Título original: A QUESTÃO DOS UNIVERSAIS NO POEMA XL DO “O GUARDADOR DE REBANHOS” DE ALBERTO CAEIRO/FERNANDO PESSOA

“que o que faz belo um objeto é a existência daquele belo em si, de qualquer modo que se faça a sua comunicação com este”

(Platão)

Alberto Caeiro, um dos muitos heterônimos do poeta português Fernando Pessoa, é tido por muitos críticos como um poeta que representa, dentro da cosmovisão de Fernando Pessoa, uma filosofia mais voltada para os sentidos, quase que totalmente destituída de razão, apenas uma vivência pura e simples, como diz no poema II do “O Guardador de Rebanhos”: “Eu não tenho filosofia: tenho sentidos”. Talvez por conta mesmo disso, Fernando Pessoa escolheu dar ao seu heterônimo uma vida simples de pastor, porém sua poesia é profunda, o que muitas vezes surpreende a mais elaborada filosofia. O que mais surpreende, no entanto, é que esse poeta, quase que isento de qualquer metafísica, segundo os teóricos da literatura, apresenta uma visão de mundo aparentemente bastante metafísica no poema XL do “O Guardador de Rebanhos”, aproximando-se mesmo da filosofia de Platão. Isso por conta de uma questão que foi bastante debatida na Idade Média e que retornou à discussão graças ao trabalho de lógicos como Frege e Russell: os universais.

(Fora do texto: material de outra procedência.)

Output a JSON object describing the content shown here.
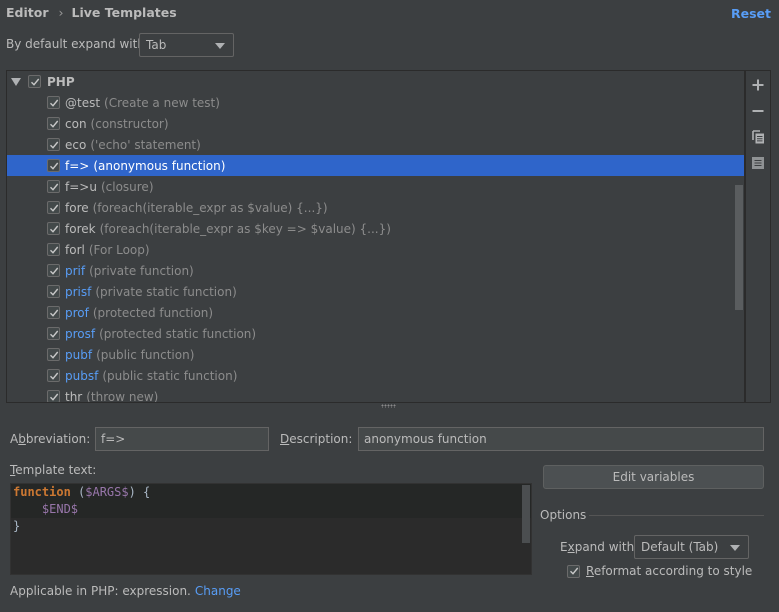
{
  "header": {
    "breadcrumb": [
      "Editor",
      "Live Templates"
    ],
    "separator": "›",
    "reset_label": "Reset"
  },
  "default_expand": {
    "label": "By default expand with",
    "value": "Tab"
  },
  "tree": {
    "group": {
      "label": "PHP",
      "expanded": true,
      "checked": true
    },
    "items": [
      {
        "abbr": "@test",
        "desc": "(Create a new test)",
        "checked": true,
        "color": "default"
      },
      {
        "abbr": "con",
        "desc": "(constructor)",
        "checked": true,
        "color": "default"
      },
      {
        "abbr": "eco",
        "desc": "('echo' statement)",
        "checked": true,
        "color": "default"
      },
      {
        "abbr": "f=>",
        "desc": "(anonymous function)",
        "checked": true,
        "color": "default",
        "selected": true
      },
      {
        "abbr": "f=>u",
        "desc": "(closure)",
        "checked": true,
        "color": "default"
      },
      {
        "abbr": "fore",
        "desc": "(foreach(iterable_expr as $value) {...})",
        "checked": true,
        "color": "default"
      },
      {
        "abbr": "forek",
        "desc": "(foreach(iterable_expr as $key => $value) {...})",
        "checked": true,
        "color": "default"
      },
      {
        "abbr": "forl",
        "desc": "(For Loop)",
        "checked": true,
        "color": "default"
      },
      {
        "abbr": "prif",
        "desc": "(private function)",
        "checked": true,
        "color": "blue"
      },
      {
        "abbr": "prisf",
        "desc": "(private static function)",
        "checked": true,
        "color": "blue"
      },
      {
        "abbr": "prof",
        "desc": "(protected function)",
        "checked": true,
        "color": "blue"
      },
      {
        "abbr": "prosf",
        "desc": "(protected static function)",
        "checked": true,
        "color": "blue"
      },
      {
        "abbr": "pubf",
        "desc": "(public function)",
        "checked": true,
        "color": "blue"
      },
      {
        "abbr": "pubsf",
        "desc": "(public static function)",
        "checked": true,
        "color": "blue"
      },
      {
        "abbr": "thr",
        "desc": "(throw new)",
        "checked": true,
        "color": "default"
      }
    ]
  },
  "toolbar": {
    "add_icon": "plus-icon",
    "remove_icon": "minus-icon",
    "copy_icon": "copy-icon",
    "restore_icon": "restore-icon"
  },
  "details": {
    "abbreviation_label_pre": "A",
    "abbreviation_label_u": "b",
    "abbreviation_label_post": "breviation:",
    "abbreviation_value": "f=>",
    "description_label_u": "D",
    "description_label_post": "escription:",
    "description_value": "anonymous function",
    "template_text_label_u": "T",
    "template_text_label_post": "emplate text:",
    "template_lines": {
      "l1_kw": "function",
      "l1_open": " (",
      "l1_var": "$ARGS$",
      "l1_close": ") {",
      "l2_indent": "    ",
      "l2_var": "$END$",
      "l3": "}"
    },
    "edit_variables_label": "Edit variables",
    "options_title": "Options",
    "expand_with_label_pre": "E",
    "expand_with_label_u": "x",
    "expand_with_label_post": "pand with",
    "expand_with_value": "Default (Tab)",
    "reformat_label_u": "R",
    "reformat_label_post": "eformat according to style",
    "reformat_checked": true,
    "applicable_text": "Applicable in PHP: expression.",
    "change_label": "Change"
  },
  "colors": {
    "accent": "#589df6",
    "selection": "#2f65ca",
    "background": "#3c3f41",
    "keyword": "#cc7832",
    "template_var": "#9876aa"
  }
}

De acordo com Mary C. MacLeod (2005), “Universais são uma classe de entidades independentes da mente, geralmente em contraste com os individuais (ou os chamados 'particulares') postuladas para fundamentar e explicar as relações de identidade e semelhança qualitativa entre os individuais”. Dessa classe de entidades fazem parte conceitos os conceitos abstratos (como as cores), os números, as propriedades e as proposições. Desta forma, uma maçã e um rubi, que são particulares, seriam ambos vermelhos por manterem uma relação com com um universal, que seria a cor vermelha, e este teria propriedades bem diferente da maçã e do rubi, podendo estar em dois lugares ao mesmo tempo, ou manter uma relação com dois particulares instantaneamente. O estatuto ontológico dos universais e como eles se relacionam com os particulares foram causa de grandes debates, que começaram ainda na antiguidade clássica, entre Platão e Aristóteles, fortalecendo-se, sobretudo, na Escolástica medieval, e chegaram até a contemporaneidade. Filósofos de tradições mais ligadas à metafísica tendem a pensar nos universais como entidades possuidoras de existência real, quer sejam elas distintas das coisas, participando delas, mas independentes, como pensava Platão, quer sejam elas entidades que existem apenas nas coisas, sendo o intelecto apenas o responsável por extraí-las mentalmente, numa operação abstrativa. Já os filósofos de tradições mais empiristas, como Guilherme de Ockham, e depois dele, Hobbes, Locke e Hume, geralmente intitulados sob a alcunha de “nominalistas”, tendem a ver os universais como ideias que existem apenas na mente ou meros nomes dados à semelhanças encontradas entre os particulares, não havendo nenhum universal, quer seja na mente ou fora dela. Embora esse seja um debate em aberto e aparentemente distante de uma solução, o que mais nos interessa aqui não é analisar os vários argumentos contra e a favor de cada abordagem, e sim entender do que se tratam esses posicionamentos e como eles se relacionam com a obra de Alberto Caeiro/Fernando Pessoa.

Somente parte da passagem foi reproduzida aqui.